Department of Radiology, New York-Presbyterian Hospital and Weill Cornell Medicine, New York, NY, USA.
Department of Cardiology, Leiden University Medical Center, Albinusdreef 2, 2333 ZA, Leiden, The Netherlands.
Eur Heart J Cardiovasc Imaging. 2022 Jan 24;23(2):266-274. doi: 10.1093/ehjci/jeaa323.
The relationship between dyspnoea, coronary artery disease (CAD), and major cardiovascular events (MACE) is poorly understood. This study evaluated (i) the association of dyspnoea with the severity of anatomical CAD by coronary computed tomography angiography (CCTA) and (ii) to which extent CAD explains MACE in patients with dyspnoea.
From the international COronary CT Angiography EvaluatioN for Clinical Outcomes: An InteRnational Multicenter (CONFIRM) registry, 4425 patients (750 with dyspnoea) with suspected but without known CAD were included and prospectively followed for ≥5 years. First, the association of dyspnoea with CAD severity was assessed using logistic regression analysis. Second, the prognostic value of dyspnoea for MACE (myocardial infarction and death), and specifically, the interaction between dyspnoea and CAD severity was investigated using Cox proportional-hazard analysis. Mean patient age was 60.3 ± 11.9 years, 63% of patients were male and 592 MACE events occurred during a median follow-up duration of 5.4 (IQR 5.1-6.0) years. On uni- and multivariable analysis (adjusting for age, sex, body mass index, chest pain typicality, and risk factors), dyspnoea was associated with two- and three-vessel/left main (LM) obstructive CAD. The presence of dyspnoea increased the risk for MACE [hazard ratio (HR) 1.57, 95% confidence interval (CI): 1.29-1.90], which was modified after adjusting for clinical predictors and CAD severity (HR 1.26, 95% CI: 1.02-1.55). Conversely, when stratified by CAD severity, dyspnoea did not provide incremental prognostic value in one-, two-, or three-vessel/LM obstructive CAD, but dyspnoea did provide incremental prognostic value in non-obstructive CAD.

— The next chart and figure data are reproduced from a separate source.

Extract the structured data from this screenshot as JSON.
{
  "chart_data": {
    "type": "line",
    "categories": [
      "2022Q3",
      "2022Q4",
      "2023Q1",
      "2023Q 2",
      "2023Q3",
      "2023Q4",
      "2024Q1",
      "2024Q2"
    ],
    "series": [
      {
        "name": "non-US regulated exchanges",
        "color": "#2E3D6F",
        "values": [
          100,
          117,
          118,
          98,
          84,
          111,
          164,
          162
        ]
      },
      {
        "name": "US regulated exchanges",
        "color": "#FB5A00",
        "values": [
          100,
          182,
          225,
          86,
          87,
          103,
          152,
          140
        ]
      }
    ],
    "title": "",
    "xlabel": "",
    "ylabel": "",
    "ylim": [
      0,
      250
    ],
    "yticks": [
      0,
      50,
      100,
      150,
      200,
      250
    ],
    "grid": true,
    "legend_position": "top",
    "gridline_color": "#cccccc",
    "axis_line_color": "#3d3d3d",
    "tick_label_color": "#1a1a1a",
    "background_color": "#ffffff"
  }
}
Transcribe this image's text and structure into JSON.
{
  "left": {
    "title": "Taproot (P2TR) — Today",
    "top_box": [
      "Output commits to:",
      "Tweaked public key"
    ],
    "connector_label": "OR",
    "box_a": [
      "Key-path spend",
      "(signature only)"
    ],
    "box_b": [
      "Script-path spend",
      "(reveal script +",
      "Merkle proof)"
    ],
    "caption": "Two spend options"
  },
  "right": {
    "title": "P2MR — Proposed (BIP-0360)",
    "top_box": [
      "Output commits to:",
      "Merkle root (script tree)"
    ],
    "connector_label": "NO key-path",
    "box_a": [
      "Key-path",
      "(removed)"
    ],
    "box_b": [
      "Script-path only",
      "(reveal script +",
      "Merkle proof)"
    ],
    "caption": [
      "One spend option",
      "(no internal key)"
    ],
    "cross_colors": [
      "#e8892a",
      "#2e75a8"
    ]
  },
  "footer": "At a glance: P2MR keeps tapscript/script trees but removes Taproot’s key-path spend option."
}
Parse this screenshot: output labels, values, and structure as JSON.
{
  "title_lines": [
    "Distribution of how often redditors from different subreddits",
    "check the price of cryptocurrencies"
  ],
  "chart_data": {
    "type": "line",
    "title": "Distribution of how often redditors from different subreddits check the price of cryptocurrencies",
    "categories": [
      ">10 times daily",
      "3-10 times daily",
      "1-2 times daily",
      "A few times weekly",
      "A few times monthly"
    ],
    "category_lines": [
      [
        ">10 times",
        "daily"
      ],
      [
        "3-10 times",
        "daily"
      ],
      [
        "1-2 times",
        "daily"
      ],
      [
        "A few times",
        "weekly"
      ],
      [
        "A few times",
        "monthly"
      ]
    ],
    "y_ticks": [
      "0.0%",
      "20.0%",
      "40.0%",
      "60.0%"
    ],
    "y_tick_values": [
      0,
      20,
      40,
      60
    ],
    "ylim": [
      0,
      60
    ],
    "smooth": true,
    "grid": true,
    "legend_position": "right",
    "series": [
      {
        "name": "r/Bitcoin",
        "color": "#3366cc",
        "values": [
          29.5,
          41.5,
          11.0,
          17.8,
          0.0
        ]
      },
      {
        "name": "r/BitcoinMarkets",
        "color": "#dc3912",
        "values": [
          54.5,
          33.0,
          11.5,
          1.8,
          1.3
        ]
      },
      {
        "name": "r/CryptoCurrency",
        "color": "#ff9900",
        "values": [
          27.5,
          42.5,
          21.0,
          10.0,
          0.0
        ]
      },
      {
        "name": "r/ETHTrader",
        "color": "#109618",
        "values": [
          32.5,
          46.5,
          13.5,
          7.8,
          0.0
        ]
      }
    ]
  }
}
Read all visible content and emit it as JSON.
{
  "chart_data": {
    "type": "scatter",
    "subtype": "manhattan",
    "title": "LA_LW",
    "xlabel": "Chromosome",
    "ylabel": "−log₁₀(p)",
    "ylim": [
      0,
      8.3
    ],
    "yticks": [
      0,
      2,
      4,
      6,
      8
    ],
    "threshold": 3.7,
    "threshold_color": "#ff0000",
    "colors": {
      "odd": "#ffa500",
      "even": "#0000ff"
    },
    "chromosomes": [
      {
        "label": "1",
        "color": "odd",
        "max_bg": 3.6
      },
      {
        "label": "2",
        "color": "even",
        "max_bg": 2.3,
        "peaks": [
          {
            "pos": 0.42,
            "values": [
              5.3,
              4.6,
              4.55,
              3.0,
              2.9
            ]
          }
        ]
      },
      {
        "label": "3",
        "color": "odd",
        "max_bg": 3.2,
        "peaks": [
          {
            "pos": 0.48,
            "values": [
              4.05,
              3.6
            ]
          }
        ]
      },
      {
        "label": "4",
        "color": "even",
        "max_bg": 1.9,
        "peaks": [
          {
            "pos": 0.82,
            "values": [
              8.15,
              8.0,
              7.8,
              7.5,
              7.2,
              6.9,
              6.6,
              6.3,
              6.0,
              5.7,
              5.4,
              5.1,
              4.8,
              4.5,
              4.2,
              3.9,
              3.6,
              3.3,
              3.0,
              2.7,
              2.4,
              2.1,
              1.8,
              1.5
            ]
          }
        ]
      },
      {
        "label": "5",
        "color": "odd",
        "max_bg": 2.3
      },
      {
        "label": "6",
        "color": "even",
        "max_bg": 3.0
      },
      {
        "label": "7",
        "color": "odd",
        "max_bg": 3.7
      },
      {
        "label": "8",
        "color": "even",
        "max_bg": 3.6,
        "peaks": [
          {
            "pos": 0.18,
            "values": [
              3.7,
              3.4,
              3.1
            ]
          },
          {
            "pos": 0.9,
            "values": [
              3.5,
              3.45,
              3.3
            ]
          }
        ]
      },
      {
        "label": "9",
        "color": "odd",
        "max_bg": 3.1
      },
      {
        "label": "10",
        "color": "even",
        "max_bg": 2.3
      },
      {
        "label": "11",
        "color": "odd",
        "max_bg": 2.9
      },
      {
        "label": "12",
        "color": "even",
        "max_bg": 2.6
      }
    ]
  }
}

In patients with suspected CAD, dyspnoea was independently associated with severe obstructive CAD on CCTA. The severity of obstructive CAD explained the elevated MACE rates in patients presenting with dyspnoea, but in patients with non-obstructive CAD, dyspnoea portended additional risk.
呼吸困难与冠状动脉疾病(CAD)和主要心血管事件(MACE)之间的关系尚未完全阐明。本研究评估了(i)通过冠状动脉计算机断层扫描血管造影(CCTA)评估呼吸困难与解剖学 CAD 严重程度之间的关系,以及(ii)CAD 对呼吸困难患者 MACE 的解释程度。
从国际冠状动脉 CT 血管造影评估以评估临床结果:国际多中心(CONFIRM)登记处中,纳入了 4425 例疑似但无已知 CAD 的患者(4425 例患者中有 750 例有呼吸困难),并前瞻性随访≥5 年。首先,使用逻辑回归分析评估呼吸困难与 CAD 严重程度之间的关联。其次,使用 Cox 比例风险分析评估呼吸困难对 MACE(心肌梗死和死亡)的预后价值,特别是呼吸困难与 CAD 严重程度之间的交互作用。患者的平均年龄为 60.3±11.9 岁,63%为男性,中位随访时间为 5.4(IQR 5.1-6.0)年期间发生了 592 例 MACE 事件。在单变量和多变量分析(调整年龄、性别、体重指数、胸痛典型性和危险因素)中,呼吸困难与双支/左主干(LM)阻塞性 CAD 相关。呼吸困难增加了 MACE 的风险[风险比(HR)1.57,95%置信区间(CI):1.29-1.90],在调整临床预测因素和 CAD 严重程度后(HR 1.26,95%CI:1.02-1.55)。相反,当按 CAD 严重程度分层时,呼吸困难在一支、两支或三支/左主干阻塞性 CAD 中不能提供额外的预后价值,但在非阻塞性 CAD 中,呼吸困难提供了额外的预后价值。
在疑似 CAD 患者中,呼吸困难与 CCTA 上严重的阻塞性 CAD 独立相关。阻塞性 CAD 的严重程度解释了呼吸困难患者的 MACE 发生率升高,但在非阻塞性 CAD 患者中,呼吸困难预示着额外的风险。